Sosok Polisi yang Bubarkan Deklarasi KAMI Surabaya

Wakil Direktur Intel AKBP Iwan Surya Ananta (kiri), dari Polda Metro Jaya, sosok polisi yang menghentikan pertemuan KAMI di Surabaya saat pidato Gatot Nurmantyo (Dok. Istimewa)

KBRN, Jakarta: Beredar sebuah video detik-detik acara Koaliasi Aksi Menyelamatkan Indonesia (KAMI) yang dihadiri mantan Panglima TNI, Jenderal (Purn) Gator Nurmantyo, dibubarkan polisi di Surabaya, Jawa Timur.

Melalui video yang beredar di media sosial, tampak seorang anggota polisi mengenakan kemeja berwarna putih tiba-tiba naik ke atas podium menghampiri Gatot Nurmantyo yang sedang berpidato.

Anggota polisi itu adalah Wakil Direktur Intel AKBP Iwan Surya Ananta, dari Polda Metro Jaya, yang menghentikan Presidium KAMI Gatot Nurmantyo saat berpidato memberikan sambutan di acara tersebut.

Diketahui, kehadiran Gatot Nurmantyo di Surabaya itu untuk mengukuhkan kepengurusan KAMI Jawa Timur. Namun, acara deklarasi batal lantaran mendapat penolakan dari massa yang mengatasnamakan 'Surabaya Adalah Kita'. 

BACA JUGA: Polisi Bubarkan Silaturahmi KAMI, Bukan Deklarasi

Tanpa diduga, Iwan naik ke podium tepat saat Gatot akan berpidato. Saat di atas podium, Iwan segera memberi pengumuman kepada massa KAMI kalau di luar gedung sedang ada demo.

Diketahui, acara KAMI Jawa Timur batal digelar di Gedung Juang 45 Surabaya. Salah satu deklarator KAMI, Gatot Nurmantyo, kemudian berpidato di Graha Jabal Nur, Jambangan, Surabaya.

"Saya kebetulan datang disuruh ke Jabal Nur, karena semua perwakilan ulama dan habib berkumpul di Jabal Nur. Karena diberi tahu tidak bisa ke sana (Gedung Juang 45) karena didemo. Jadi habis itu dianggap sudah deklarasi saja. (Saya diminta) tolong memberi sepatah dua kata," ujar Gatot di Masjid Assalam Puri Mas, Surabaya.

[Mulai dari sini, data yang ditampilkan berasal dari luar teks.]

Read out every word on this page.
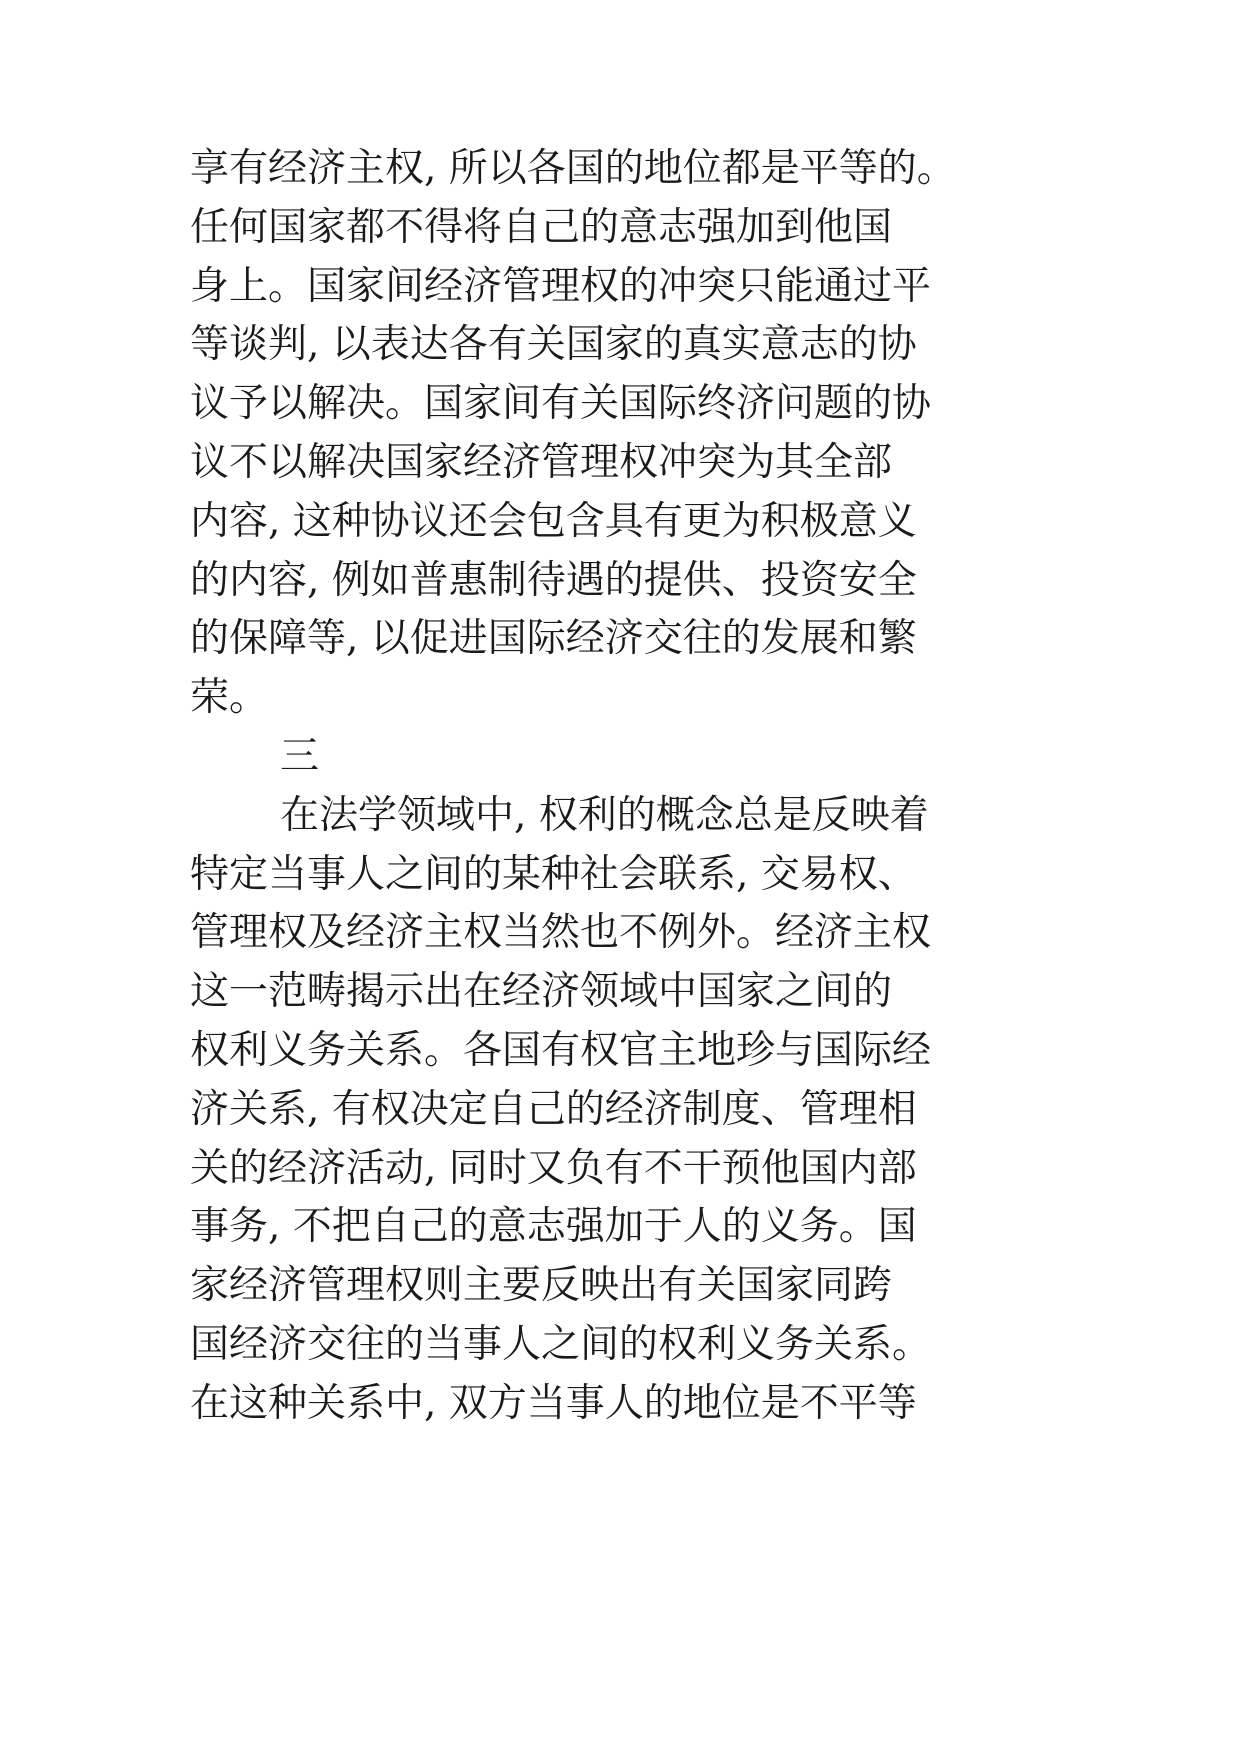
享有经济主权, 所以各国的地位都是平等的。
任何国家都不得将自己的意志强加到他国
身上。国家间经济管理权的冲突只能通过平
等谈判, 以表达各有关国家的真实意志的协
议予以解决。国家间有关国际终济问题的协
议不以解决国家经济管理权冲突为其全部
内容, 这种协议还会包含具有更为积极意义
的内容, 例如普惠制待遇的提供、投资安全
的保障等, 以促进国际经济交往的发展和繁
荣。
三
在法学领域中, 权利的概念总是反映着
特定当事人之间的某种社会联系, 交易权、
管理权及经济主权当然也不例外。经济主权
这一范畴揭示出在经济领域中国家之间的
权利义务关系。各国有权官主地珍与国际经
济关系, 有权决定自己的经济制度、管理相
关的经济活动, 同时又负有不干预他国内部
事务, 不把自己的意志强加于人的义务。国
家经济管理权则主要反映出有关国家同跨
国经济交往的当事人之间的权利义务关系。
在这种关系中, 双方当事人的地位是不平等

BACA JUGA: Silaturahmi KAMI di Surabaya Diakui Tak Berizin

"Jadi kita harus ikuti apa yang dilakukan oleh aparat kepolisian. Sudah selesai semuanya. Di sini bertemu dengan tokoh-tokoh masyarakat," kata Gatot kepada wartawan di Jalan Jambangan Kebon Agung, Surabaya.

Dalam kesempatan lain, Gatot Nurmantyo menuding aksi penolakan terhadap acara mereka di Gedung Juang 45 dan Graha Jabal Nur, Surabaya, diikuti massa bayaran.

"Saya mengimbau kepada rekan-rekan KAMI, bahwa kita harus bersyukur. Karena yang demo di sana karena kehadiran KAMI akhirnya ada demo. Demo kan dibayar. Dalam ekonomi susah seperti ini, ada rekan-rekan yang kesulitan dan ada tawaran, ya diterima," kata Gatot di Masjid As-salam Puri Mas Surabaya.